I first discovered The Twilight Zone in the summer of 1982, right before I entered the 7th grade. KPTV-12, a local TV station (which is now Fox 12), started airing the show on Saturday nights. They'd air an hour-long episode at 10:00, then a half-hour episode at 11:00. A I recall, my normal Saturday evening routine was as follows: I had church youth group meetings, from which I'd get home around 9:30, then I'd watch TV until I fell asleep (I was 12 years old and there was no internet; what else was there to do?). It was this routine that led me to The Twilight Zone: one fateful night, as I was flipping through the whopping four channels on the dial (this was before cable or satellite TV, at least in my house), I stopped on KPTV-12 and witnessed something altogether strange and mystical, beautiful yet foreboding.

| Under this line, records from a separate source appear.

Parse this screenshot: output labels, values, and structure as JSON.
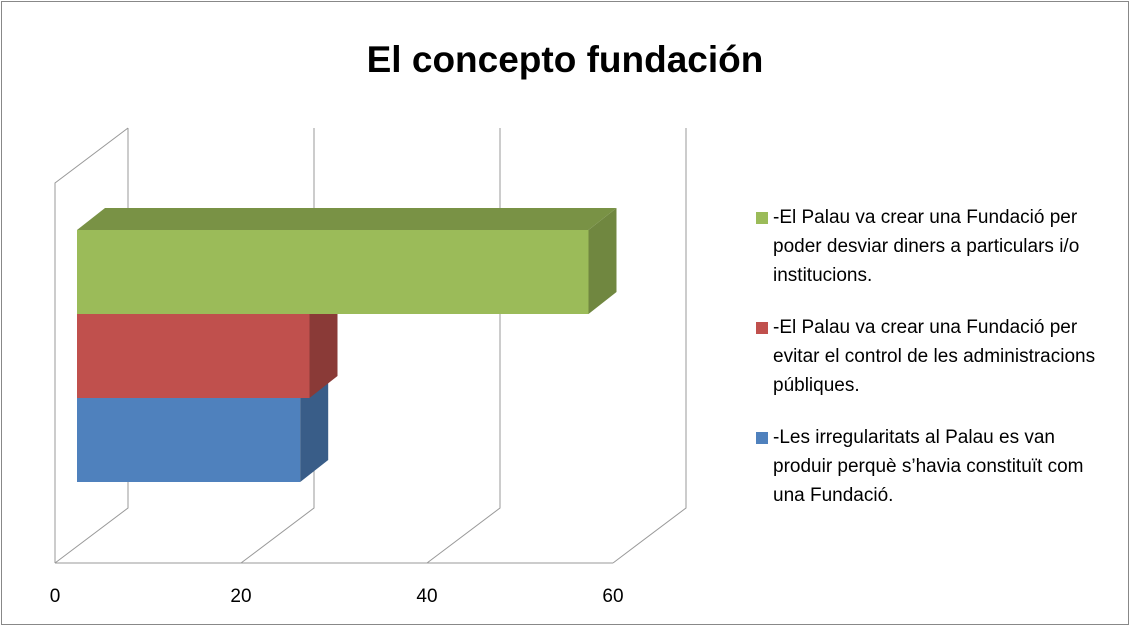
{
  "chart_data": {
    "type": "bar3d",
    "title": "El concepto fundación",
    "series": [
      {
        "name": "-El Palau va crear una Fundació per poder desviar diners a particulars i/o institucions.",
        "color": "#9bbb59",
        "values": [
          55
        ]
      },
      {
        "name": "-El Palau va crear una Fundació per evitar el control de les administracions públiques.",
        "color": "#c0504d",
        "values": [
          25
        ]
      },
      {
        "name": "-Les irregularitats al Palau es van produir perquè s’havia constituït com una Fundació.",
        "color": "#4f81bd",
        "values": [
          24
        ]
      }
    ],
    "xlim": [
      0,
      60
    ],
    "xticks": [
      0,
      20,
      40,
      60
    ],
    "grid": true,
    "legend": "right"
  }
}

There was a doorway, suspended in space. An eyeball floated by, its fake eyelid lazily rising. Then a scuba diver swam across the screen, complete with a trail of oxygen bubbles (it would be years before I'd discover that it was actually a mannequin with flowing hair). A mathematic equation, a ticking clock, and then… the words appeared before my quizzical, adolescent eyes:

The Twilight Zone.

I believe the episode was Jess-belle. I recall being entertained, but not monumentally so. The TV Click (The Oregonian's TV Guide knockoff) indicated that another episode would follow at 11:00, this time only half an hour in length. I decided to keep watching, and what I saw next changed my life. That half-hour episode was more than entertaining. It was fascinating. Moody, complex, scary. I'd never seen anything like it before in my life. From that night forward, I was hooked.

That episode celebrates its 50th anniversary tonight.

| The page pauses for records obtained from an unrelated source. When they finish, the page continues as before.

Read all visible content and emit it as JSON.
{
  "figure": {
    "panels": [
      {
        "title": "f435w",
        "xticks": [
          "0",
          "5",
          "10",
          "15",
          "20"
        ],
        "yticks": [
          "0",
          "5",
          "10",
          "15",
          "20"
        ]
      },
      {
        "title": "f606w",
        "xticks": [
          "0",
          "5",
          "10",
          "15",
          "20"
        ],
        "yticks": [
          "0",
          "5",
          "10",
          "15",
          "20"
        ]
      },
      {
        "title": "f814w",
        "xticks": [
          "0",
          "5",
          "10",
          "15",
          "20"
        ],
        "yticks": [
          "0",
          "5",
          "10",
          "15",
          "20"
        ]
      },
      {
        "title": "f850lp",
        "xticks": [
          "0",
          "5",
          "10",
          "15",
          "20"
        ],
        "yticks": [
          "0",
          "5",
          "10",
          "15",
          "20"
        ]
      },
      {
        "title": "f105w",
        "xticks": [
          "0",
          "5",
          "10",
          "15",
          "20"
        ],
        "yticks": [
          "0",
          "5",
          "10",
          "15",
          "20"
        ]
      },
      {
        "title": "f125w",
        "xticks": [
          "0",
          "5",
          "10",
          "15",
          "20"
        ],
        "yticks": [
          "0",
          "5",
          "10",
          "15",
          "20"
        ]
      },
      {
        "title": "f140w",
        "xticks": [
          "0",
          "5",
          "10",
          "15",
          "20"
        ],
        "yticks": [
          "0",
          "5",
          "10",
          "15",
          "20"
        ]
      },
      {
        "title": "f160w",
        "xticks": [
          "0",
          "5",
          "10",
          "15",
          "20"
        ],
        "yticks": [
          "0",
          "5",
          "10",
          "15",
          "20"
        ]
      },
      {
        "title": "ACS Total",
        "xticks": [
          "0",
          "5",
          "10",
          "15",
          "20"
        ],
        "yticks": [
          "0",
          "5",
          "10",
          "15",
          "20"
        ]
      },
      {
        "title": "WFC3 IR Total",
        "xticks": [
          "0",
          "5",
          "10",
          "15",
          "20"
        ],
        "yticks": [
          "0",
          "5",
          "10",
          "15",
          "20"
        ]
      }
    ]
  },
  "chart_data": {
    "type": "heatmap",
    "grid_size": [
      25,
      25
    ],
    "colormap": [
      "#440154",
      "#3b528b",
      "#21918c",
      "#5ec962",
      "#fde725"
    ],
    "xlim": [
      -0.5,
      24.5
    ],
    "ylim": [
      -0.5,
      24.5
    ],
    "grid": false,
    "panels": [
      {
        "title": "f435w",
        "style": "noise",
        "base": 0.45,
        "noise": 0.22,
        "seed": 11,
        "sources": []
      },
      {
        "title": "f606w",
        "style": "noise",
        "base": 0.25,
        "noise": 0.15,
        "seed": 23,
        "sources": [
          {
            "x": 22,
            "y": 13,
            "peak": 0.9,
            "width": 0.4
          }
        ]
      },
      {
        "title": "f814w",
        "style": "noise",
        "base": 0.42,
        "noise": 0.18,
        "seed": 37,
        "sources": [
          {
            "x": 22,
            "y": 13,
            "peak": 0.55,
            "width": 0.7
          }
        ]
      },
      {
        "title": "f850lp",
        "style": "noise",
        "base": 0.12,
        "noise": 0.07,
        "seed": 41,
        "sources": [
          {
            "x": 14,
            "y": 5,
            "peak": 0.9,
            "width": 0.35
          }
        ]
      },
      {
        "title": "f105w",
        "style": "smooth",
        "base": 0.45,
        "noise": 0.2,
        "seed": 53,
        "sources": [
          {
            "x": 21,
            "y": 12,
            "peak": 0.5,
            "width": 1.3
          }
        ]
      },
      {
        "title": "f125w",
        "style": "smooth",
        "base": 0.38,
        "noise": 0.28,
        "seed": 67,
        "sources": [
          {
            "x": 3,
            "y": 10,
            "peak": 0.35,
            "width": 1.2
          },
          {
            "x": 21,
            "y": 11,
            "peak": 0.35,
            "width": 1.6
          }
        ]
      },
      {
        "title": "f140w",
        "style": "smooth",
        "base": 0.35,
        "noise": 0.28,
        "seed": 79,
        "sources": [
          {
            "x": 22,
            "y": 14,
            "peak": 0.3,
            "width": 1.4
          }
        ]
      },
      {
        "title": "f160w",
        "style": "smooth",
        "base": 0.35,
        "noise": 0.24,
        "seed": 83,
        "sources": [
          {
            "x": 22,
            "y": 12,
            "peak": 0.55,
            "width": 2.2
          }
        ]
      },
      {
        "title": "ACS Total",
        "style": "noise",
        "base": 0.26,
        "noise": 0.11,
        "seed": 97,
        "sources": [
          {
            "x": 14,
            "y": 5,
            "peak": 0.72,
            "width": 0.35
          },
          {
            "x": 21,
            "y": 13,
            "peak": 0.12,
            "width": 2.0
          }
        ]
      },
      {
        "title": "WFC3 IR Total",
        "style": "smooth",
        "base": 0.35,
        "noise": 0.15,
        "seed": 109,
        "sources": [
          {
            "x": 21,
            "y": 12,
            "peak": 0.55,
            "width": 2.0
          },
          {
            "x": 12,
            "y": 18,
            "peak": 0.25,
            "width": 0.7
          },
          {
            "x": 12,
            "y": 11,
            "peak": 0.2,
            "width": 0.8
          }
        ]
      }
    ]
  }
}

The teleplay for "And When the Sky Was Opened" was written by Rod Serling, based on the short story "Disappearing Act" by Richard Matheson. The episode and the story have very little in common except for the central story conceit… which I won't reveal here (Matheson's original title should give you a clue). It stars Rod Taylor (best known for his roles in The Birds and The Time Machine; he recently played Winston Churchill in Quentin Tarantino's Inglourious Basterds) and Charles Aidman (who would reappear in season three's "Little Girl Lost" and, in the 80's, provide the narration for the "new" Twilight Zone TV series), and is the first of nine episodes directed by Douglas Heyes (who went on to direct some of the series' most visually arresting episodes, including "The Howling Man," "The Invaders," and "The Eye of the Beholder"). Original music is provided by Leonard Rosenman.

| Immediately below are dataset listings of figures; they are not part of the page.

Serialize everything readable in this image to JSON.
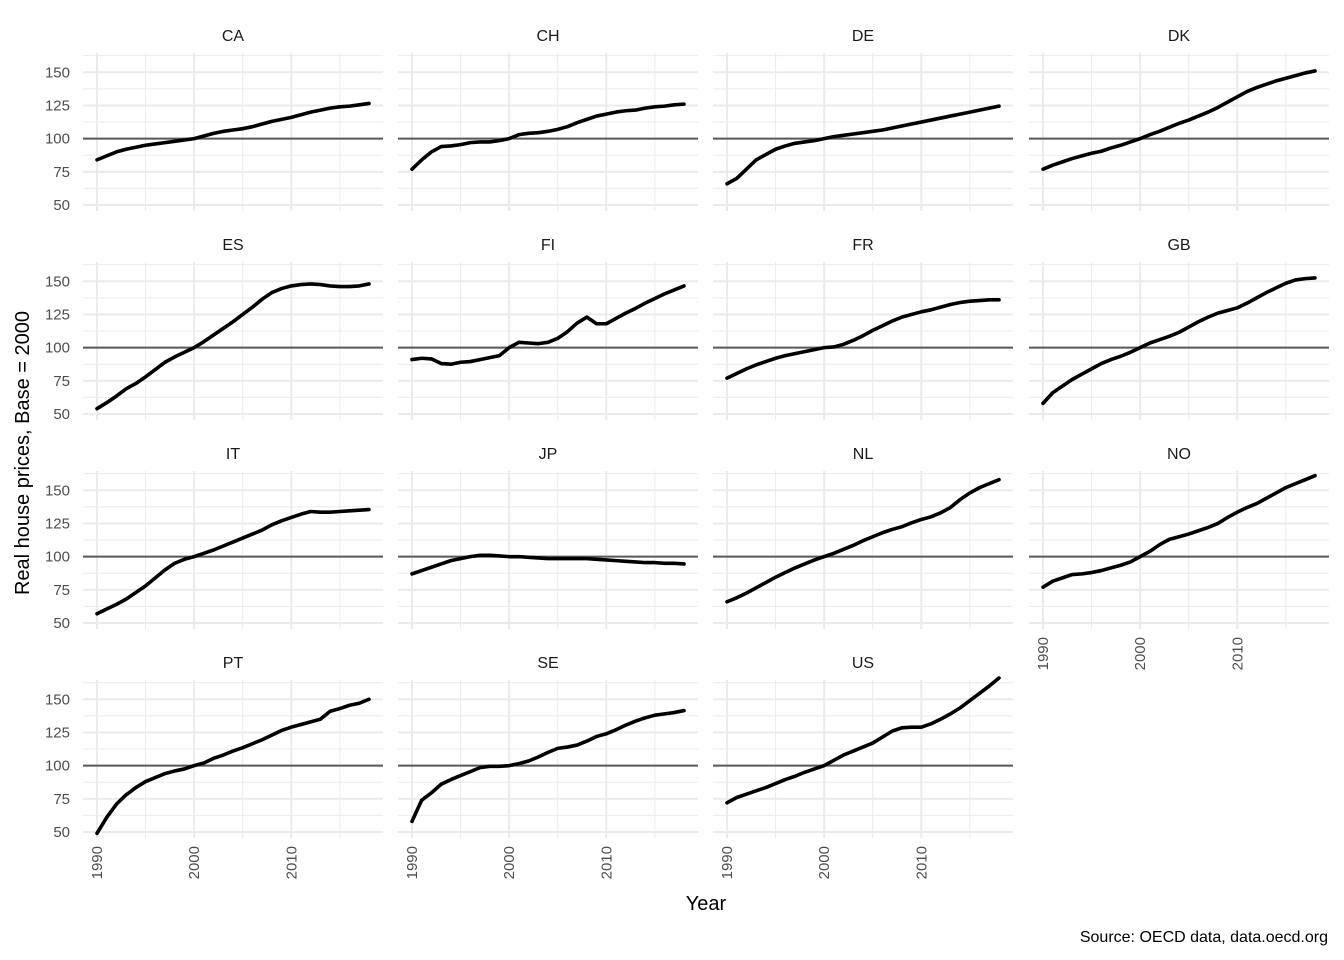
{
  "chart_data": {
    "type": "line",
    "xlabel": "Year",
    "ylabel": "Real house prices, Base = 2000",
    "caption": "Source: OECD data, data.oecd.org",
    "xlim": [
      1990,
      2018
    ],
    "ylim": [
      50,
      160
    ],
    "x_ticks": [
      1990,
      2000,
      2010
    ],
    "y_ticks": [
      50,
      75,
      100,
      125,
      150
    ],
    "reference_line": 100,
    "grid": true,
    "layout": "facet grid, 4 columns",
    "line_color": "#000000",
    "reference_line_color": "#595959",
    "grid_color": "#ebebeb",
    "x": [
      1990,
      1991,
      1992,
      1993,
      1994,
      1995,
      1996,
      1997,
      1998,
      1999,
      2000,
      2001,
      2002,
      2003,
      2004,
      2005,
      2006,
      2007,
      2008,
      2009,
      2010,
      2011,
      2012,
      2013,
      2014,
      2015,
      2016,
      2017,
      2018
    ],
    "series": [
      {
        "name": "CA",
        "values": [
          84,
          87,
          90,
          92,
          93.5,
          95,
          96,
          97,
          98,
          99,
          100,
          102,
          104,
          105.5,
          106.5,
          107.5,
          109,
          111,
          113,
          114.5,
          116,
          118,
          120,
          121.5,
          123,
          124,
          124.5,
          125.5,
          126.5
        ]
      },
      {
        "name": "CH",
        "values": [
          77,
          84,
          90,
          94,
          94.5,
          95.5,
          97,
          97.5,
          97.5,
          98.5,
          100,
          103,
          104,
          104.5,
          105.5,
          107,
          109,
          112,
          114.5,
          117,
          118.5,
          120,
          121,
          121.5,
          123,
          124,
          124.5,
          125.5,
          126
        ]
      },
      {
        "name": "DE",
        "values": [
          66,
          70,
          77,
          84,
          88,
          92,
          94.5,
          96.5,
          97.5,
          98.5,
          100,
          101.5,
          102.5,
          103.5,
          104.5,
          105.5,
          106.5,
          108,
          109.5,
          111,
          112.5,
          114,
          115.5,
          117,
          118.5,
          120,
          121.5,
          123,
          124.5
        ]
      },
      {
        "name": "DK",
        "values": [
          77,
          80,
          82.5,
          85,
          87,
          89,
          90.5,
          93,
          95,
          97.5,
          100,
          103,
          105.5,
          108.5,
          111.5,
          114,
          117,
          120,
          123.5,
          127.5,
          131.5,
          135.5,
          138.5,
          141,
          143.5,
          145.5,
          147.5,
          149.5,
          151
        ]
      },
      {
        "name": "ES",
        "values": [
          54,
          58.5,
          63.5,
          69,
          73,
          78,
          83.5,
          89,
          93,
          96.5,
          100,
          104.5,
          109.5,
          114.5,
          119.5,
          125,
          130.5,
          136.5,
          141.5,
          144.5,
          146.5,
          147.5,
          148,
          147.5,
          146.5,
          146,
          146,
          146.5,
          148
        ]
      },
      {
        "name": "FI",
        "values": [
          91,
          92,
          91.5,
          88,
          87.5,
          89,
          89.5,
          91,
          92.5,
          94,
          100,
          104,
          103.5,
          103,
          104,
          107,
          112,
          118.5,
          123,
          118,
          118,
          122,
          126,
          129.5,
          133.5,
          137,
          140.5,
          143.5,
          146.5
        ]
      },
      {
        "name": "FR",
        "values": [
          77,
          80.5,
          84,
          87,
          89.5,
          92,
          94,
          95.5,
          97,
          98.5,
          100,
          100.5,
          102.5,
          105.5,
          109,
          113,
          116.5,
          120,
          123,
          125,
          127,
          128.5,
          130.5,
          132.5,
          134,
          135,
          135.5,
          136,
          136
        ]
      },
      {
        "name": "GB",
        "values": [
          58,
          66,
          71,
          76,
          80,
          84,
          88,
          91,
          93.5,
          96.5,
          100,
          103.5,
          106,
          108.5,
          111.5,
          115.5,
          119.5,
          123,
          126,
          128,
          130,
          133.5,
          137.5,
          141.5,
          145,
          148.5,
          151,
          152,
          152.5
        ]
      },
      {
        "name": "IT",
        "values": [
          57,
          60.5,
          64,
          68,
          73,
          78,
          84,
          90,
          95,
          98,
          100,
          102.5,
          105,
          108,
          111,
          114,
          117,
          120,
          124,
          127,
          129.5,
          132,
          134,
          133.5,
          133.5,
          134,
          134.5,
          135,
          135.5
        ]
      },
      {
        "name": "JP",
        "values": [
          87,
          89.5,
          92,
          94.5,
          97,
          98.5,
          100,
          101,
          101,
          100.5,
          100,
          100,
          99.5,
          99,
          98.5,
          98.5,
          98.5,
          98.5,
          98.5,
          98,
          97.5,
          97,
          96.5,
          96,
          95.5,
          95.5,
          95,
          95,
          94.5
        ]
      },
      {
        "name": "NL",
        "values": [
          66,
          69,
          72.5,
          76.5,
          80.5,
          84.5,
          88,
          91.5,
          94.5,
          97.5,
          100,
          102.5,
          105.5,
          108.5,
          112,
          115,
          118,
          120.5,
          122.5,
          125.5,
          128,
          130,
          133,
          137,
          143,
          148,
          152,
          155,
          158
        ]
      },
      {
        "name": "NO",
        "values": [
          77,
          81.5,
          84,
          86.5,
          87,
          88,
          89.5,
          91.5,
          93.5,
          96,
          100,
          104,
          109,
          113,
          115,
          117,
          119.5,
          122,
          125,
          129.5,
          133.5,
          137,
          140,
          144,
          148,
          152,
          155,
          158,
          161
        ]
      },
      {
        "name": "PT",
        "values": [
          49,
          61,
          71,
          78,
          83.5,
          88,
          91,
          94,
          96,
          97.5,
          100,
          102,
          105.5,
          108,
          111,
          113.5,
          116.5,
          119.5,
          123,
          126.5,
          129,
          131,
          133,
          135,
          141,
          143,
          145.5,
          147,
          150
        ]
      },
      {
        "name": "SE",
        "values": [
          58,
          74,
          79.5,
          86,
          89.5,
          92.5,
          95.5,
          98.5,
          99.5,
          99.5,
          100,
          101.5,
          103.5,
          106.5,
          110,
          113,
          114,
          115.5,
          118.5,
          122,
          124,
          127,
          130.5,
          133.5,
          136,
          138,
          139,
          140,
          141.5
        ]
      },
      {
        "name": "US",
        "values": [
          72,
          76,
          78.5,
          81,
          83.5,
          86.5,
          89.5,
          92,
          95,
          97.5,
          100,
          104,
          108,
          111,
          114,
          117,
          121.5,
          126,
          128.5,
          129,
          129,
          131.5,
          135,
          139,
          143.5,
          149,
          154.5,
          160,
          166
        ]
      }
    ]
  }
}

I should also mention that it's one of my top ten favorite episodes of all time, and not just because it was the episode that made me a lifelong fan. It's just damned brilliant.


Robin said...


You said you was member of a forum called The Fifth Dimension before. It has moved to another site called "Twilight Zone Cafe"

Craig Beam said...

Yes, I know. I'm known as "kriegersaurus" at the TZ Cafe. My point is that my original post/story was lost when The 5th Dimension disappeared.

Robin said...

Ok. I just wanted to say, i have enjoyed reading your blog about Twilight Zone. Good work.

Craig Beam said...

Thanks! :-D

ishkanei said...

"On Thursday We Leave For Home"
"And When The Sky Was Opened"
My three favorite TZ episodes to do with space flight in that order, and the 1st two, my top two TZ favorites, period.